Hong Kong is vulnerable to the “biggest trade typhoon” caused by conflict between the world’s two leading economic forces. It could see 7% of its exports affected if a new wave of tariffs takes place later this month.

This is the view of Hong Kong’s Commerce and Economic Development Secretary, Edward Yua, who believes that the region’s position as the “most open, free economy in the world” means that it will be first in line to feel the impact of any spillover from the ongoing trade war between China and the United States.

New tariffs seem almost certain to arrive in the coming weeks, with an initial round of levies on Chinese goods worth $200bn proposed by US President Donald Trump and the possibility of a further $267bn in tariffs soon after, which would cover nearly all of China’s imports.

Yua said on Wednesday that the first wave of tariffs could affect a significant portion of Hong Kong’s goods trade. While he did not divulge any specific details or data about the impact, he believes that a drop-off in both orders and shipments is likely during the fourth quarter of the calendar year and into 2019.

“The spillover effects could be huge,” Yua said. “We’re talking about the biggest trading partners in the world imposing sanctions on each other, so if it’s not the biggest trade typhoon, what would it be?” While the conflict is a pressing economic concern, Yua still expects Hong Kong to hit its 3% to 4% target for GDP growth for the year, adding that achieving this aim remains “manageable.”

Yua said that Hong Kong has the fundamentals in place to absorb many of the side effects of a protracted trade battle between China and the US. In particular, its economic strength will stand it in good stead, and a stable currency against the US dollar and its stature as an international commerce hub will also help.

The government in Hong Kong has been doing its part in recent months to stimulate growth, making it easier for SMEs to secure loans and rolling out export credit insurance plans for those struggling to stay afloat. However, Yua noted that the take-up on these initiatives has been low thus far.

Hong Kong’s economic growth did cool slightly during the second quarter, but consumer sentiment remained robust. Trade is an important facet of the region’s economic health, as it is now seventh-largest in the world in terms of merchandise trade exports. Trade and logistics account for around 20% of GDP, bringing in more than the finance sector and employing 700,000 people in either part-time or full-time positions.

Trade tensions are having an impact on Hong Kong’s business landscape. It is no longer a prime shipping hub due to China’s airport and maritime links, and Federation of Hong Kong Industries (FHKI) Deputy Chairman Daniel Yip recently revealed that many enterprises are considering moving operations overseas or entering new markets to weather the storm.

“For any factories, they will need to make medium-term strategy decisions like relocating or changing their market strategy.
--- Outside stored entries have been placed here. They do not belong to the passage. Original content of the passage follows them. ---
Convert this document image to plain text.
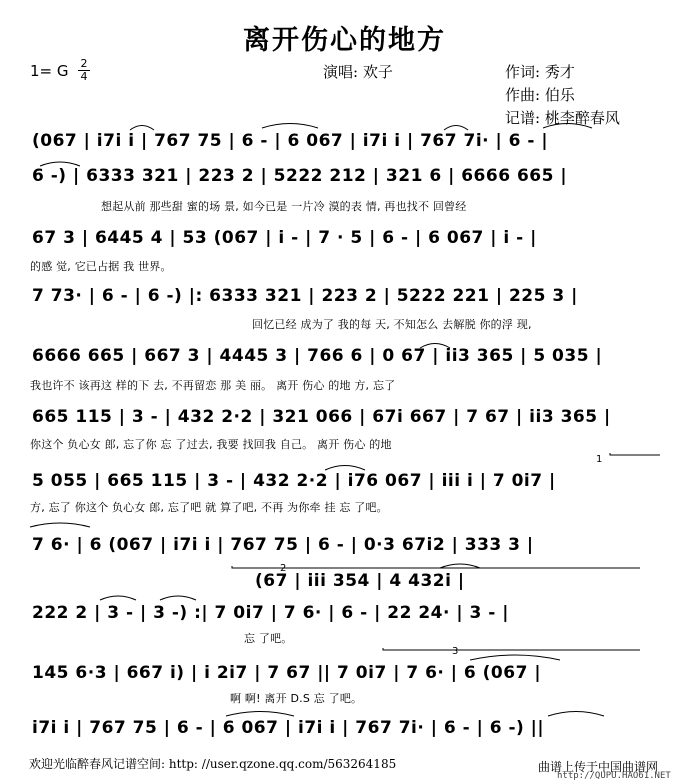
离开伤心的地方
1= G 2
4	演唱: 欢子	作词: 秀才
作曲: 伯乐
记谱: 桃李醉春风
(067 | i7i i | 767 75 | 6 - | 6 067 | i7i i | 767 7i· | 6 - |
6 -) | 6333 321 | 223 2 | 5222 212 | 321 6 | 6666 665 |
想起从前 那些甜 蜜的场 景, 如今已是 一片冷 漠的表 情, 再也找不 回曾经
67 3 | 6445 4 | 53 (067 | i - | 7 · 5 | 6 - | 6 067 | i - |
的感 觉, 它已占据 我 世界。
7 73· | 6 - | 6 -) |: 6333 321 | 223 2 | 5222 221 | 225 3 |
回忆已经 成为了 我的每 天, 不知怎么 去解脱 你的浮 现,
6666 665 | 667 3 | 4445 3 | 766 6 | 0 67 | ii3 365 | 5 035 |
我也许不 该再这 样的下 去, 不再留恋 那 美 丽。 离开 伤心 的地 方, 忘了
665 115 | 3 - | 432 2·2 | 321 066 | 67i 667 | 7 67 | ii3 365 |
你这个 负心女 郎, 忘了你 忘 了过去, 我要 找回我 自己。 离开 伤心 的地
5 055 | 665 115 | 3 - | 432 2·2 | i76 067 | iii i | 7 0i7 |
方, 忘了 你这个 负心女 郎, 忘了吧 就 算了吧, 不再 为你牵 挂 忘 了吧。
7 6· | 6 (067 | i7i i | 767 75 | 6 - | 0·3 67i2 | 333 3 |
(67 | iii 354 | 4 432i |
222 2 | 3 - | 3 -) :| 7 0i7 | 7 6· | 6 - | 22 24· | 3 - |
忘 了吧。
145 6·3 | 667 i) | i 2i7 | 7 67 || 7 0i7 | 7 6· | 6 (067 |
啊 啊! 离开 D.S 忘 了吧。
i7i i | 767 75 | 6 - | 6 067 | i7i i | 767 7i· | 6 - | 6 -) ||
1
2
3
欢迎光临醉春风记谱空间: http: //user.qzone.qq.com/563264185	曲谱上传于中国曲谱网
http://QUPU.HAO61.NET
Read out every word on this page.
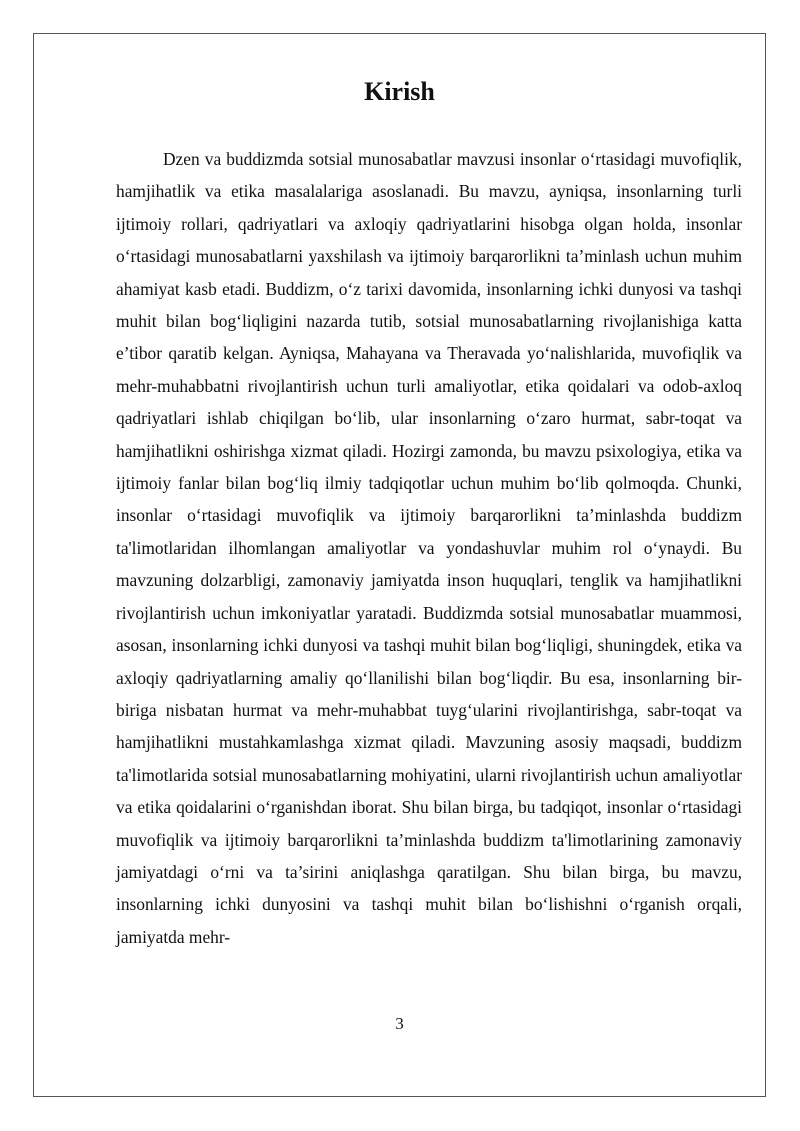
Kirish

Dzen va buddizmda sotsial munosabatlar mavzusi insonlar o‘rtasidagi muvofiqlik, hamjihatlik va etika masalalariga asoslanadi. Bu mavzu, ayniqsa, insonlarning turli ijtimoiy rollari, qadriyatlari va axloqiy qadriyatlarini hisobga olgan holda, insonlar o‘rtasidagi munosabatlarni yaxshilash va ijtimoiy barqarorlikni ta’minlash uchun muhim ahamiyat kasb etadi. Buddizm, o‘z tarixi davomida, insonlarning ichki dunyosi va tashqi muhit bilan bog‘liqligini nazarda tutib, sotsial munosabatlarning rivojlanishiga katta e’tibor qaratib kelgan. Ayniqsa, Mahayana va Theravada yo‘nalishlarida, muvofiqlik va mehr-muhabbatni rivojlantirish uchun turli amaliyotlar, etika qoidalari va odob-axloq qadriyatlari ishlab chiqilgan bo‘lib, ular insonlarning o‘zaro hurmat, sabr-toqat va hamjihatlikni oshirishga xizmat qiladi. Hozirgi zamonda, bu mavzu psixologiya, etika va ijtimoiy fanlar bilan bog‘liq ilmiy tadqiqotlar uchun muhim bo‘lib qolmoqda. Chunki, insonlar o‘rtasidagi muvofiqlik va ijtimoiy barqarorlikni ta’minlashda buddizm ta'limotlaridan ilhomlangan amaliyotlar va yondashuvlar muhim rol o‘ynaydi. Bu mavzuning dolzarbligi, zamonaviy jamiyatda inson huquqlari, tenglik va hamjihatlikni rivojlantirish uchun imkoniyatlar yaratadi. Buddizmda sotsial munosabatlar muammosi, asosan, insonlarning ichki dunyosi va tashqi muhit bilan bog‘liqligi, shuningdek, etika va axloqiy qadriyatlarning amaliy qo‘llanilishi bilan bog‘liqdir. Bu esa, insonlarning bir-biriga nisbatan hurmat va mehr-muhabbat tuyg‘ularini rivojlantirishga, sabr-toqat va hamjihatlikni mustahkamlashga xizmat qiladi. Mavzuning asosiy maqsadi, buddizm ta'limotlarida sotsial munosabatlarning mohiyatini, ularni rivojlantirish uchun amaliyotlar va etika qoidalarini o‘rganishdan iborat. Shu bilan birga, bu tadqiqot, insonlar o‘rtasidagi muvofiqlik va ijtimoiy barqarorlikni ta’minlashda buddizm ta'limotlarining zamonaviy jamiyatdagi o‘rni va ta’sirini aniqlashga qaratilgan. Shu bilan birga, bu mavzu, insonlarning ichki dunyosini va tashqi muhit bilan bo‘lishishni o‘rganish orqali, jamiyatda mehr-

3
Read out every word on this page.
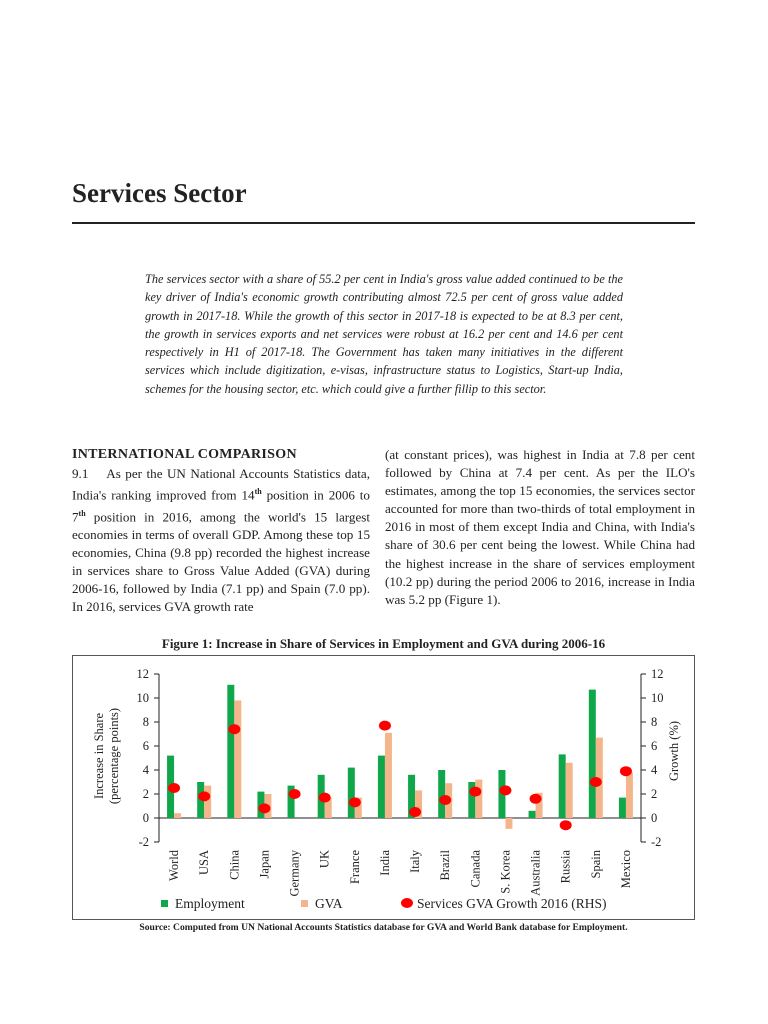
Services Sector
The services sector with a share of 55.2 per cent in India's gross value added continued to be the key driver of India's economic growth contributing almost 72.5 per cent of gross value added growth in 2017-18. While the growth of this sector in 2017-18 is expected to be at 8.3 per cent, the growth in services exports and net services were robust at 16.2 per cent and 14.6 per cent respectively in H1 of 2017-18. The Government has taken many initiatives in the different services which include digitization, e-visas, infrastructure status to Logistics, Start-up India, schemes for the housing sector, etc. which could give a further fillip to this sector.
INTERNATIONAL COMPARISON
9.1    As per the UN National Accounts Statistics data, India's ranking improved from 14th position in 2006 to 7th position in 2016, among the world's 15 largest economies in terms of overall GDP. Among these top 15 economies, China (9.8 pp) recorded the highest increase in services share to Gross Value Added (GVA) during 2006-16, followed by India (7.1 pp) and Spain (7.0 pp). In 2016, services GVA growth rate
(at constant prices), was highest in India at 7.8 per cent followed by China at 7.4 per cent. As per the ILO's estimates, among the top 15 economies, the services sector accounted for more than two-thirds of total employment in 2016 in most of them except India and China, with India's share of 30.6 per cent being the lowest. While China had the highest increase in the share of services employment (10.2 pp) during the period 2006 to 2016, increase in India was 5.2 pp (Figure 1).
Figure 1: Increase in Share of Services in Employment and GVA during 2006-16
-2	-2
0	0
2	2
4	4
6	6
8	8
10	10
12	12
Increase in Share(percentage points)	Growth (%)
World USA China Japan Germany UK France India Italy Brazil Canada S. Korea Australia Russia Spain Mexico
Employment	GVA	Services GVA Growth 2016 (RHS)
Source: Computed from UN National Accounts Statistics database for GVA and World Bank database for Employment.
So, the mentality of many factories is that this is a medium- to long-term turning point,” Yip said in an interview with Reuters. Yua expects worsening trade tensions to accelerate this trend, though blossoming relations with the ten-member ASEAN will ensure that demand for goods and services remains “very strong.”

Hong Kong’s stock market has taken the brunt of the damage from rising global economic uncertainty and the trade battle. The Hang Seng Index fell 0.3% on Wednesday and is now down 12% for the year.